Conflict-Aware Client Selection for Multi-Server Federated Learning
This work addresses bandwidth conflicts and training latency in multi-server federated learning systems, which is an incremental improvement for distributed machine learning applications.
The paper tackles the problem of resource contention and training failures in multi-server federated learning due to overlapping client coverage and uncoordinated selection, proposing a decentralized reinforcement learning approach that reduces inter-server conflicts and improves training efficiency, with experiments showing significant gains in convergence speed and communication cost.
Federated learning (FL) has emerged as a promising distributed machine learning (ML) that enables collaborative model training across clients without exposing raw data, thereby preserving user privacy and reducing communication costs. Despite these benefits, traditional single-server FL suffers from high communication latency due to the aggregation of models from a large number of clients. While multi-server FL distributes workloads across edge servers, overlapping client coverage and uncoordinated selection often lead to resource contention, causing bandwidth conflicts and training failures.
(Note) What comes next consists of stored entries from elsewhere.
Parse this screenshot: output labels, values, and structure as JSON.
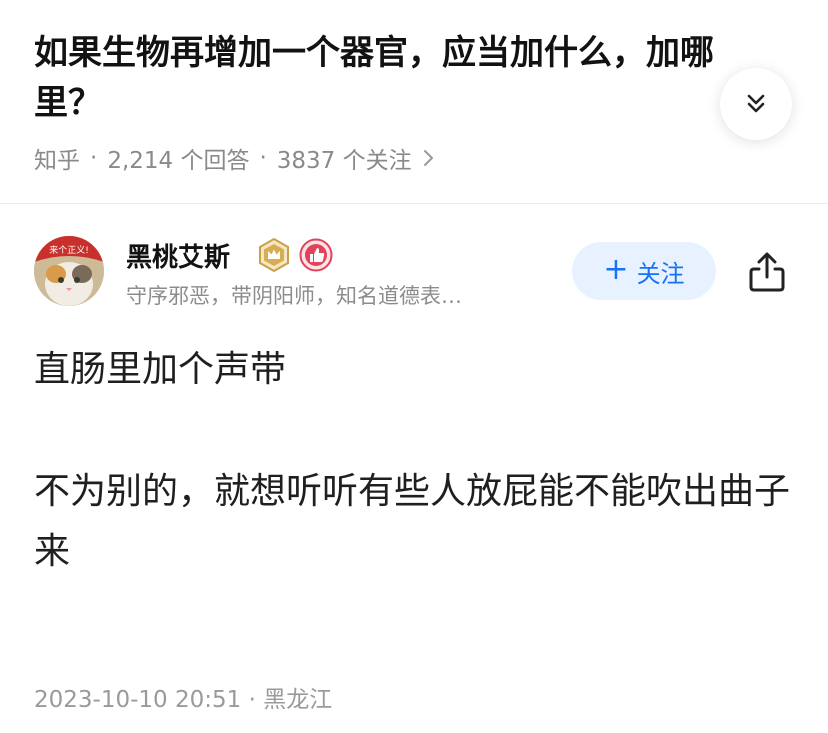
{
  "question": {
    "title": "如果生物再增加一个器官，应当加什么，加哪里？",
    "source": "知乎",
    "answers": "2,214 个回答",
    "followers": "3837 个关注",
    "separator": "·"
  },
  "author": {
    "name": "黑桃艾斯",
    "bio": "守序邪恶，带阴阳师，知名道德表…",
    "avatar_text": "来个正义!",
    "follow_label": "关注",
    "follow_plus": "+"
  },
  "answer": {
    "line1": "直肠里加个声带",
    "line2": "不为别的，就想听听有些人放屁能不能吹出曲子来"
  },
  "footer": {
    "datetime": "2023-10-10 20:51",
    "separator": "·",
    "location": "黑龙江"
  },
  "colors": {
    "accent": "#1772f6",
    "follow_bg": "#e8f1ff",
    "muted_text": "#8c8c8c",
    "badge_gold": "#c9a14a",
    "badge_red": "#e0435a"
  },
  "icons": {
    "collapse": "double-chevron-down-icon",
    "meta_arrow": "chevron-right-icon",
    "share": "share-icon",
    "crown_badge": "crown-badge-icon",
    "like_badge": "thumbs-up-badge-icon"
  }
}
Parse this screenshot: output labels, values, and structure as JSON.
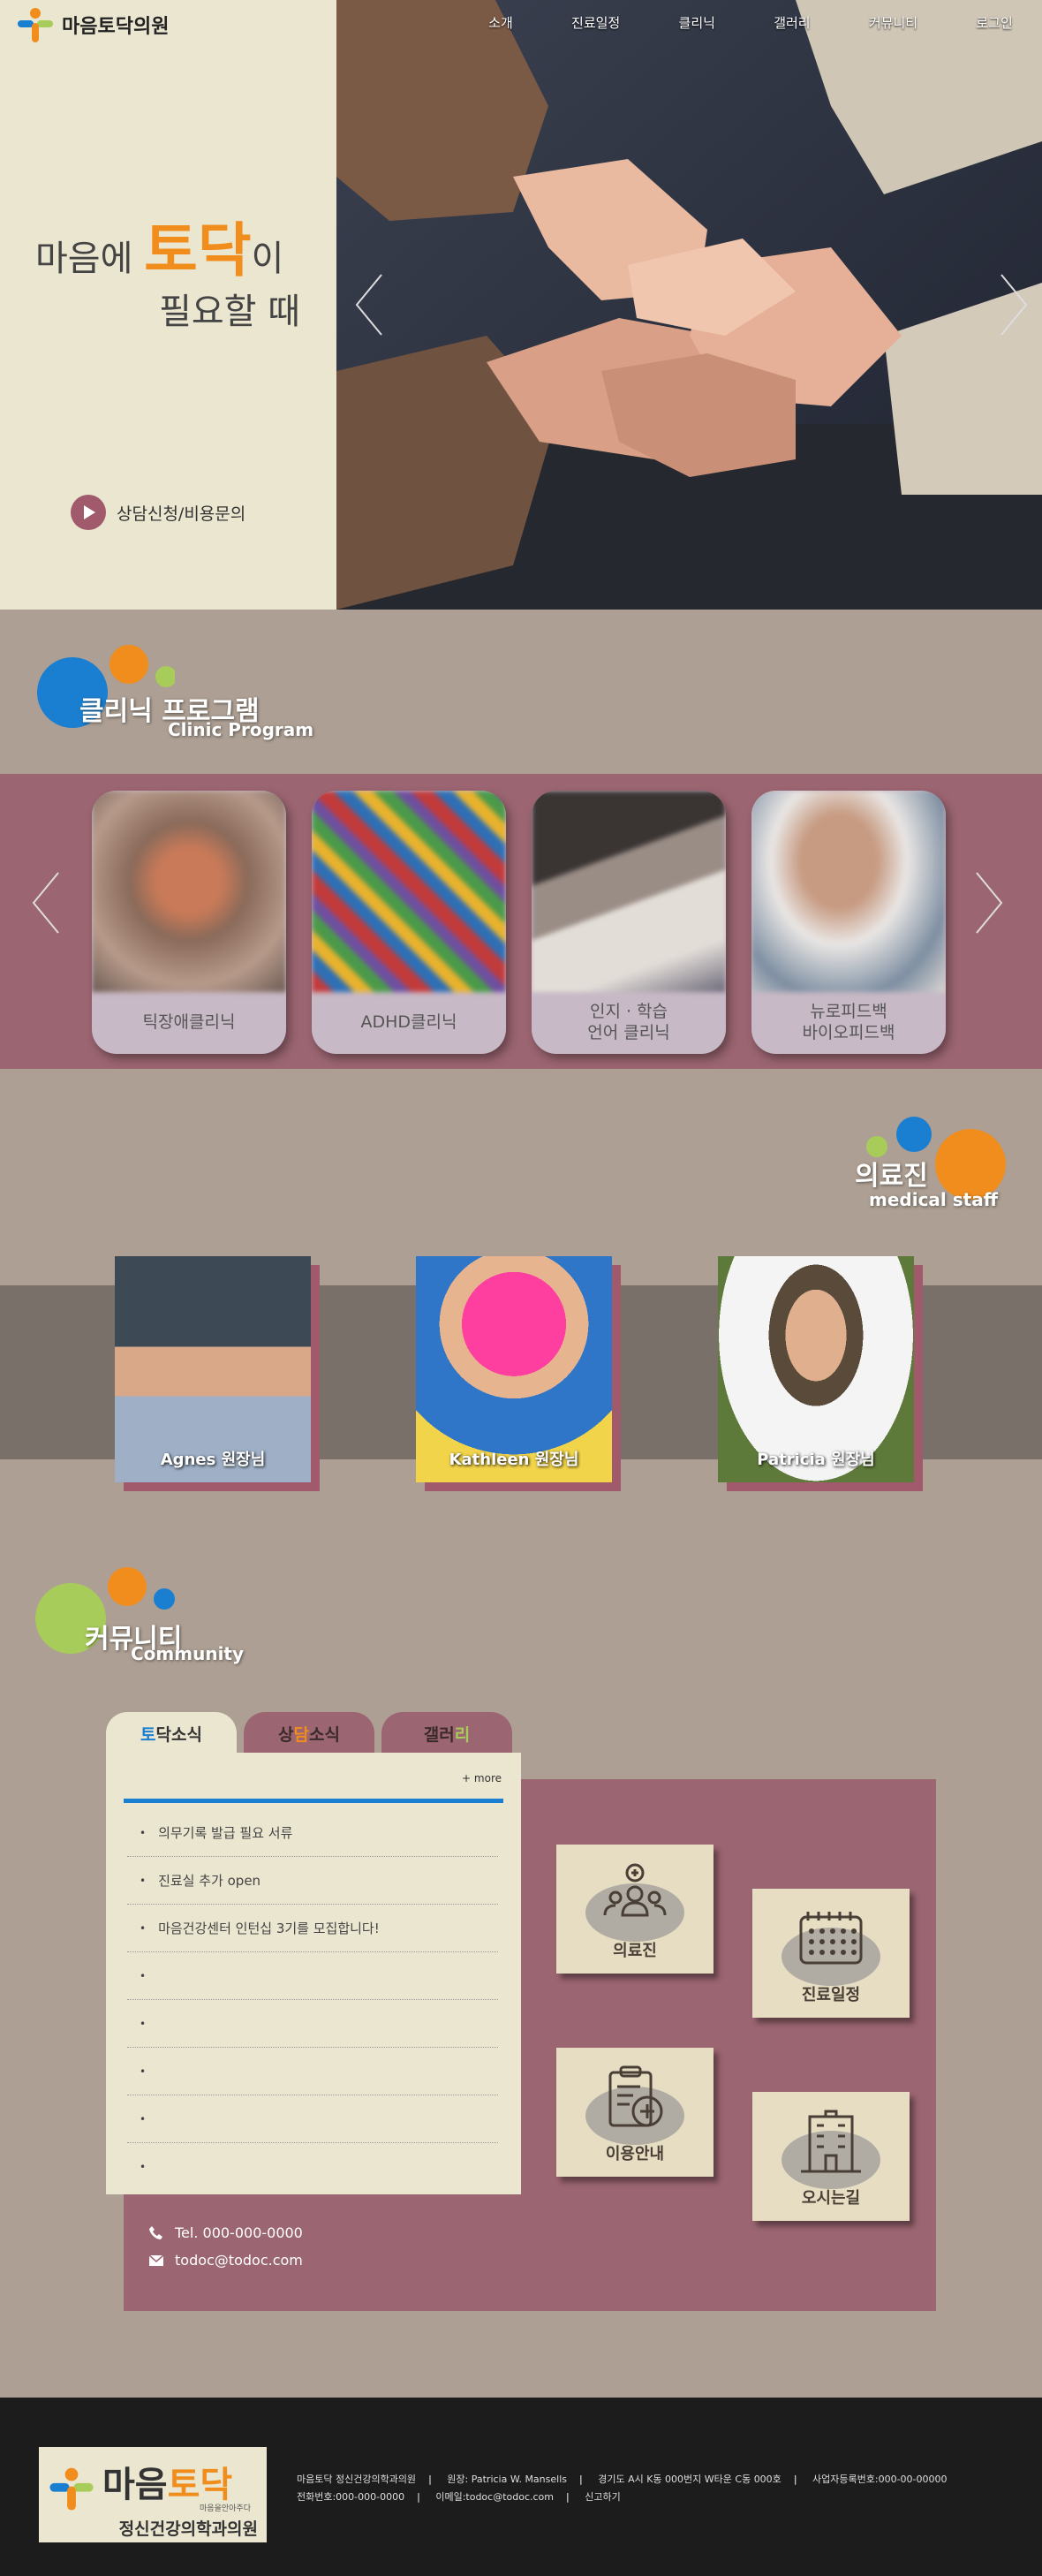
{
  "brand": {
    "name": "마음토닥의원"
  },
  "nav": {
    "items": [
      "소개",
      "진료일정",
      "클리닉",
      "갤러리",
      "커뮤니티",
      "로그인"
    ]
  },
  "hero": {
    "line1_pre": "마음에 ",
    "line1_em": "토닥",
    "line1_post": "이",
    "line2": "필요할 때",
    "cta": "상담신청/비용문의"
  },
  "clinic": {
    "title_ko": "클리닉 프로그램",
    "title_en": "Clinic Program",
    "cards": [
      {
        "label": "틱장애클리닉"
      },
      {
        "label": "ADHD클리닉"
      },
      {
        "label": "인지 · 학습\n언어 클리닉"
      },
      {
        "label": "뉴로피드백\n바이오피드백"
      }
    ]
  },
  "staff": {
    "title_ko": "의료진",
    "title_en": "medical staff",
    "members": [
      {
        "name": "Agnes 원장님"
      },
      {
        "name": "Kathleen 원장님"
      },
      {
        "name": "Patricia 원장님"
      }
    ]
  },
  "community": {
    "title_ko": "커뮤니티",
    "title_en": "Community",
    "tabs": [
      {
        "a": "토",
        "b": "닥소식"
      },
      {
        "a": "상",
        "b": "담",
        "c": "소식"
      },
      {
        "a": "갤러",
        "b": "리"
      }
    ],
    "more": "+ more",
    "notices": [
      "의무기록 발급 필요 서류",
      "진료실 추가 open",
      "마음건강센터 인턴십 3기를 모집합니다!",
      "",
      "",
      "",
      "",
      ""
    ],
    "quick": [
      {
        "label": "의료진"
      },
      {
        "label": "진료일정"
      },
      {
        "label": "이용안내"
      },
      {
        "label": "오시는길"
      }
    ],
    "tel": "Tel. 000-000-0000",
    "email": "todoc@todoc.com"
  },
  "footer": {
    "logo_main_a": "마음",
    "logo_main_b": "토닥",
    "logo_small": "마음을안아주다",
    "logo_sub": "정신건강의학과의원",
    "line1": [
      "마음토닥 정신건강의학과의원",
      "원장: Patricia W. Mansells",
      "경기도 A시 K동 000번지 W타운 C동 000호",
      "사업자등록번호:000-00-00000"
    ],
    "line2": [
      "전화번호:000-000-0000",
      "이메일:todoc@todoc.com",
      "신고하기"
    ]
  },
  "colors": {
    "accent": "#f08d1d",
    "plum": "#9b6571",
    "cream": "#ebe6d0",
    "blue": "#1a7fd0",
    "green": "#a8cc5a"
  }
}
To address these limitations, we propose a decentralized reinforcement learning with conflict risk prediction, named RL CRP, to optimize client selection in multi-server FL systems. Specifically, each server estimates the likelihood of client selection conflicts using a categorical hidden Markov model based on its sparse historical client selection sequence. Then, a fairness-aware reward mechanism is incorporated to promote long-term client participation for minimizing training latency and resource contention. Extensive experiments demonstrate that the proposed RL-CRP framework effectively reduces inter-server conflicts and significantly improves training efficiency in terms of convergence speed and communication cost.